The bitterness of Nick against the affluent decadence of Jazz generation, people like Tom and Daisy, who “smashed up things and creatures and then retreated back into money” which seems as true today as it was then gives way to eternal and incorrigible hope of Gatsby. Young Nick sits and broods over the green light on the other end of the bay, in the affluent, happy East Egg house of Tom and Daisy Buchanan as he remembers “Gatsby believed in the green light, the orgastic future that year by year recedes before us. It eluded us then, but that’s no matter- to-morrow we will run faster, stretch our arms further..and one fine morning---“. It speaks volumes about the finesse of the writer that such as sad story, feels so damn uplifting and hopeful as I close the book.
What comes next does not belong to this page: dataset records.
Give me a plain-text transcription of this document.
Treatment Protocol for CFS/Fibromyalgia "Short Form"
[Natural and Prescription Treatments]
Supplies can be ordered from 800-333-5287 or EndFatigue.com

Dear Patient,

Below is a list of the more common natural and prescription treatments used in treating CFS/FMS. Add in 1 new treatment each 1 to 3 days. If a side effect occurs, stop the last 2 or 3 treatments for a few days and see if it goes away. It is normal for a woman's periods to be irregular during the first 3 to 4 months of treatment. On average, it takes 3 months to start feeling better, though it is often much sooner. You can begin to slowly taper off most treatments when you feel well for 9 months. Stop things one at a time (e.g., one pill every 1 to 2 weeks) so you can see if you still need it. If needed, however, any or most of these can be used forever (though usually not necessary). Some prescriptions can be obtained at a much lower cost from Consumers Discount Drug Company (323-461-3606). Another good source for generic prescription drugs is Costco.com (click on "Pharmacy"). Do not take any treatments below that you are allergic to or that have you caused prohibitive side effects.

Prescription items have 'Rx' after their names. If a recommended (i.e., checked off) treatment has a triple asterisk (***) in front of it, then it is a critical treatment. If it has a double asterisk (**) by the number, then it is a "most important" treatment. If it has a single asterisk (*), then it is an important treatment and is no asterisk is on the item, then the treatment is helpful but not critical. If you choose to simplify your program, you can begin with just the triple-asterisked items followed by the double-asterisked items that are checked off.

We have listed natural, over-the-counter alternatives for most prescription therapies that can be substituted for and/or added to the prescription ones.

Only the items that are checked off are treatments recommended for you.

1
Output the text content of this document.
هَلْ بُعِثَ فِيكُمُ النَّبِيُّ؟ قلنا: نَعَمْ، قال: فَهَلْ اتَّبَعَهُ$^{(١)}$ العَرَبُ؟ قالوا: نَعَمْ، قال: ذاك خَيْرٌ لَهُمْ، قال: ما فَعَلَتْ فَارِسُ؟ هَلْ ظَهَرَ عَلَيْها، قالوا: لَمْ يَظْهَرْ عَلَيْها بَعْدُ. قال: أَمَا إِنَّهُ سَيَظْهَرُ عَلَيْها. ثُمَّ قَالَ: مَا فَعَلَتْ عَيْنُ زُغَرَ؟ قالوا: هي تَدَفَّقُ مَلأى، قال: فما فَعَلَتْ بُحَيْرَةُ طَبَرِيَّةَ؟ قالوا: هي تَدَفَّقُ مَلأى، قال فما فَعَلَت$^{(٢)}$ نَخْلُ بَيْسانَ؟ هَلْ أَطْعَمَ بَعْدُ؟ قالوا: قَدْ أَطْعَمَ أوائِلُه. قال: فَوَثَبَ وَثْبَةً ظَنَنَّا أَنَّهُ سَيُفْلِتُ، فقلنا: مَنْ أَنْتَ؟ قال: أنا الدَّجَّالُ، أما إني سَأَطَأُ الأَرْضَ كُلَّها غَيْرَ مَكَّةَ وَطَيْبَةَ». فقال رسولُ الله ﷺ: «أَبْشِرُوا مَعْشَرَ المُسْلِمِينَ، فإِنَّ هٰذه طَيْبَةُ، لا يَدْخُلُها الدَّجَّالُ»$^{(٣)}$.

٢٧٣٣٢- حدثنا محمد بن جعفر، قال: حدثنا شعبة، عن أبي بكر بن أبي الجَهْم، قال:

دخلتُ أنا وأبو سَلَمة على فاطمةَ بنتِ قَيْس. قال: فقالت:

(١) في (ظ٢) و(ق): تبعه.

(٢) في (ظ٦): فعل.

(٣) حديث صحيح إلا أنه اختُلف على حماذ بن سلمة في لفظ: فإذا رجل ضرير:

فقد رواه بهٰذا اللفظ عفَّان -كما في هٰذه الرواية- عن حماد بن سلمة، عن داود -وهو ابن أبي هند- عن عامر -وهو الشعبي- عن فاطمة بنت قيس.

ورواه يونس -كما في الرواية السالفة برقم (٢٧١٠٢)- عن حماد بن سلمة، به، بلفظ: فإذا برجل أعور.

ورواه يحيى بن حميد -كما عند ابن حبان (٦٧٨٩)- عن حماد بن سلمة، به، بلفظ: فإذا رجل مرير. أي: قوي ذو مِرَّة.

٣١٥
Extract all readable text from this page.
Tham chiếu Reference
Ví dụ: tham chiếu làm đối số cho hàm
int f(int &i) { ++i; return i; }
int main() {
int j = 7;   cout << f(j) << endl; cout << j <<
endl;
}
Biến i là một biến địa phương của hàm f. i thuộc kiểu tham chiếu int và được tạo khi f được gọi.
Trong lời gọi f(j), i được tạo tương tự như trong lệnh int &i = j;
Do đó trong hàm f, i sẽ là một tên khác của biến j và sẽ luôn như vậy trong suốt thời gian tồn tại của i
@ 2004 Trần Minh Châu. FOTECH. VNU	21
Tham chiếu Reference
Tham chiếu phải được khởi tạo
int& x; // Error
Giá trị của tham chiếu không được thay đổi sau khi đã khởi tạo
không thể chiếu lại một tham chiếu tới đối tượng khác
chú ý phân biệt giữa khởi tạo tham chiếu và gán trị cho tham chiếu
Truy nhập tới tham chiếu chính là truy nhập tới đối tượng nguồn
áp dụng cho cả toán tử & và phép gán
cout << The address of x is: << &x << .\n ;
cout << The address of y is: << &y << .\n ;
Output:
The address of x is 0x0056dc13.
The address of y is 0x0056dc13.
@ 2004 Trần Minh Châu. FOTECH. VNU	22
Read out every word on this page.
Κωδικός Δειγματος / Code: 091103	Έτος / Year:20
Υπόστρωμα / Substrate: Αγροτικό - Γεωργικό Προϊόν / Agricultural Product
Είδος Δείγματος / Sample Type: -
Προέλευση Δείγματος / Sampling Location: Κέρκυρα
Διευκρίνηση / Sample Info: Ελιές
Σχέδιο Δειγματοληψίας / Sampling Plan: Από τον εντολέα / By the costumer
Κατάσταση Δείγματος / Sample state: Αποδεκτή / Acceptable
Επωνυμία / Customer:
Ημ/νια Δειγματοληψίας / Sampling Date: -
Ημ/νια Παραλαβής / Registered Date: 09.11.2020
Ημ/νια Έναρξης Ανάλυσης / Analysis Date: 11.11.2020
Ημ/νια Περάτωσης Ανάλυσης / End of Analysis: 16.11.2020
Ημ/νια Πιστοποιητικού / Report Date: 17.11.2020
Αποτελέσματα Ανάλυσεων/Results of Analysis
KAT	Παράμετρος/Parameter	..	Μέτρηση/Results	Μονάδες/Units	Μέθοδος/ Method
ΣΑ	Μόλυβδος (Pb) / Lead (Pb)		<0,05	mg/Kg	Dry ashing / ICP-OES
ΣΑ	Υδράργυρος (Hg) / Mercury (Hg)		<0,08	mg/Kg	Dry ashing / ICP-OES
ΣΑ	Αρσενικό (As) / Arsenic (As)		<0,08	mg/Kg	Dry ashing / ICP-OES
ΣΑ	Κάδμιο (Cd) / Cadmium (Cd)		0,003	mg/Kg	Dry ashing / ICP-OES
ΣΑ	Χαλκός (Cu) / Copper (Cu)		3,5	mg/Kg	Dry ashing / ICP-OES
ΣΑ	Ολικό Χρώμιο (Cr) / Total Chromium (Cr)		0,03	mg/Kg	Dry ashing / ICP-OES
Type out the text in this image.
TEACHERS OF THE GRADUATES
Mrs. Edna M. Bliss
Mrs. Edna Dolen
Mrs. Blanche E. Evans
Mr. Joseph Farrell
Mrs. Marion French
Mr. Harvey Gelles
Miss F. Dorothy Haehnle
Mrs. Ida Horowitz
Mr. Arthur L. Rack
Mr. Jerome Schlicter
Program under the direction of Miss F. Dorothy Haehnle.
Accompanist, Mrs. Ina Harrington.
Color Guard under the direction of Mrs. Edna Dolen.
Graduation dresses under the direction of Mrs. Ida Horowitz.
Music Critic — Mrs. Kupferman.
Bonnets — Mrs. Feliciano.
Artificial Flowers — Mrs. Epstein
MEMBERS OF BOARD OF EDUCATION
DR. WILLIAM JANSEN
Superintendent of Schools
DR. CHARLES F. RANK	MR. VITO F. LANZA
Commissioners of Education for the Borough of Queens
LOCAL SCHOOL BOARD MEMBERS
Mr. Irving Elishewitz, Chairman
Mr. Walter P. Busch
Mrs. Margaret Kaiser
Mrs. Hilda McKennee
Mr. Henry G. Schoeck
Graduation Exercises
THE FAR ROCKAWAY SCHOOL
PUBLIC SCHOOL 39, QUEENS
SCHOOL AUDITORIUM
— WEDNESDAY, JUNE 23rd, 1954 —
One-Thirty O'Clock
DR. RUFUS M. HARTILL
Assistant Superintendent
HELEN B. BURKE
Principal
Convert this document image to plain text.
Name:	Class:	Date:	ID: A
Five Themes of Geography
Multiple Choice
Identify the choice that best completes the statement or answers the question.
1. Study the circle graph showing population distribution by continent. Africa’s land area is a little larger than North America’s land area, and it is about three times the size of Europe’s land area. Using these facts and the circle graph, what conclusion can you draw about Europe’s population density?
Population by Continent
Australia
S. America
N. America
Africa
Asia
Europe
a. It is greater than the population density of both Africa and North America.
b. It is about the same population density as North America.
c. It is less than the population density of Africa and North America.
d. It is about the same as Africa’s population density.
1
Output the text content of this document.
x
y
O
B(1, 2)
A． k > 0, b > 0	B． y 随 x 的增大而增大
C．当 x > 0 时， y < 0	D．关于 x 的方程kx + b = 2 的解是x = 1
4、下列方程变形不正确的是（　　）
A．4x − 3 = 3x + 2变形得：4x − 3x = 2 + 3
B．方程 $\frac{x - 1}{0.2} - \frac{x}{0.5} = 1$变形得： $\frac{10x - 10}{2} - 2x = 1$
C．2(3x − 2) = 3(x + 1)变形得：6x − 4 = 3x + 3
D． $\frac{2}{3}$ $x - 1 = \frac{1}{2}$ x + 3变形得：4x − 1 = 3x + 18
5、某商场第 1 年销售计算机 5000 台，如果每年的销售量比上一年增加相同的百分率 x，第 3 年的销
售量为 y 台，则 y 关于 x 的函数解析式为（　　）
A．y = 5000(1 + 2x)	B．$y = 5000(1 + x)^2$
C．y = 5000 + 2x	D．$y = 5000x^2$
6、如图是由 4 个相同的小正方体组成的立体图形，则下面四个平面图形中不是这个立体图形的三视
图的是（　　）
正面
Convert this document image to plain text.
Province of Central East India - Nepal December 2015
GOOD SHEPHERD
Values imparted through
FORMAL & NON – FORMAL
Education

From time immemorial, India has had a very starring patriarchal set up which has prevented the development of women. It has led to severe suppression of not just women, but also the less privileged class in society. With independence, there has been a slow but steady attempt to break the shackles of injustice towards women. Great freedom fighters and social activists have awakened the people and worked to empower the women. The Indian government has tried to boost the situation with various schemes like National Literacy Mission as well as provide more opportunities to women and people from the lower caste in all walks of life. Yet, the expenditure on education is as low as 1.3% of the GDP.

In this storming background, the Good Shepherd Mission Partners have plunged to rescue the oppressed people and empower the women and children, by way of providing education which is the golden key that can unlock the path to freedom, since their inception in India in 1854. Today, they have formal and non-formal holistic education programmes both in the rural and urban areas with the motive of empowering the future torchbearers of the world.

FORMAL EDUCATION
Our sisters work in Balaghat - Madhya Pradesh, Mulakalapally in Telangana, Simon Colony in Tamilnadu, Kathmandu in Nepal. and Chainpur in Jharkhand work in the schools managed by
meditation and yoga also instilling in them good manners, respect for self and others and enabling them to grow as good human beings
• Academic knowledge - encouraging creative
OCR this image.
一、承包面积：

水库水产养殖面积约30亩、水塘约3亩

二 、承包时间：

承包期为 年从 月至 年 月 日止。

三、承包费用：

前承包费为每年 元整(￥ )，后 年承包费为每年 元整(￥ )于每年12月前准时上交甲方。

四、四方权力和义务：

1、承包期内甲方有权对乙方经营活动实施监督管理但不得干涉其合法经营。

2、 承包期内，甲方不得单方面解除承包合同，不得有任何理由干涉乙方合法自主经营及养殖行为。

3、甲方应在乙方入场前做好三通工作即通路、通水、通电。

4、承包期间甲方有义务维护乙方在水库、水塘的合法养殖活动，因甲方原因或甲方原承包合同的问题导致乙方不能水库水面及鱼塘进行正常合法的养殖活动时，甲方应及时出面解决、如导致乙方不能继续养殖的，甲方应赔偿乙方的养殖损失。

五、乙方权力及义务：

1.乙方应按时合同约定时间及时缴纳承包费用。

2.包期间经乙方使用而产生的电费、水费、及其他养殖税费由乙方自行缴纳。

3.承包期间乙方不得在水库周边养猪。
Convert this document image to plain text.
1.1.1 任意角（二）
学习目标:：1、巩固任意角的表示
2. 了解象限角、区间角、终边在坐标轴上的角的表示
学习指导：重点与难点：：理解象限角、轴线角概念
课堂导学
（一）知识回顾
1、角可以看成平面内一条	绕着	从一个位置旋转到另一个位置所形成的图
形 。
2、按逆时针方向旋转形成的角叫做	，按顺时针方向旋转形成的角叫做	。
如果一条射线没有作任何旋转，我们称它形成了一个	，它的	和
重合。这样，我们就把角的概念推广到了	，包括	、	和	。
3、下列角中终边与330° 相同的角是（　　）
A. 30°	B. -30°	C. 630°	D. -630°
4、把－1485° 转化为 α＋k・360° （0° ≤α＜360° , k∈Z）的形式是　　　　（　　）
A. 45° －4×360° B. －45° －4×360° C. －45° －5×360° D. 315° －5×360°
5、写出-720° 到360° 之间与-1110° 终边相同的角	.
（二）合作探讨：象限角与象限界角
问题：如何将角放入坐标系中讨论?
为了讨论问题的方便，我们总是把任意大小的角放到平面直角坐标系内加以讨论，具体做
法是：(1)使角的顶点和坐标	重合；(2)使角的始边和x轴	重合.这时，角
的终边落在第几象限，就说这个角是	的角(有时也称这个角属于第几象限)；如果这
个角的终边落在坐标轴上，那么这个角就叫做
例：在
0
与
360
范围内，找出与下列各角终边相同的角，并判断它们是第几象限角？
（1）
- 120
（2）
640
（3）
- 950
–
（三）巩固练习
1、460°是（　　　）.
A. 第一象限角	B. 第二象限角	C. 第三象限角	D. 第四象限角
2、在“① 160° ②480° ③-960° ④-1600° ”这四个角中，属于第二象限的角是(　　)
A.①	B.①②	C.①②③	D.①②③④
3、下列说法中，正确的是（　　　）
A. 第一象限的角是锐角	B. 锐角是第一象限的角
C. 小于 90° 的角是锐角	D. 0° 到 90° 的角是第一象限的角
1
I close my eyes, whispering to myself- “One fine morning---“ and a green light appears in front of the closed eyes and someone whispers in my ears with a familiarity and love which I haven’t encountered for many years, “Old sport.”
This is not a book review, this is a tribute, a reverence. This is to share with all lovers of literature not to miss this great book. This is a book if not read isn’t a loss to the writer, it is rather a loss to the reader.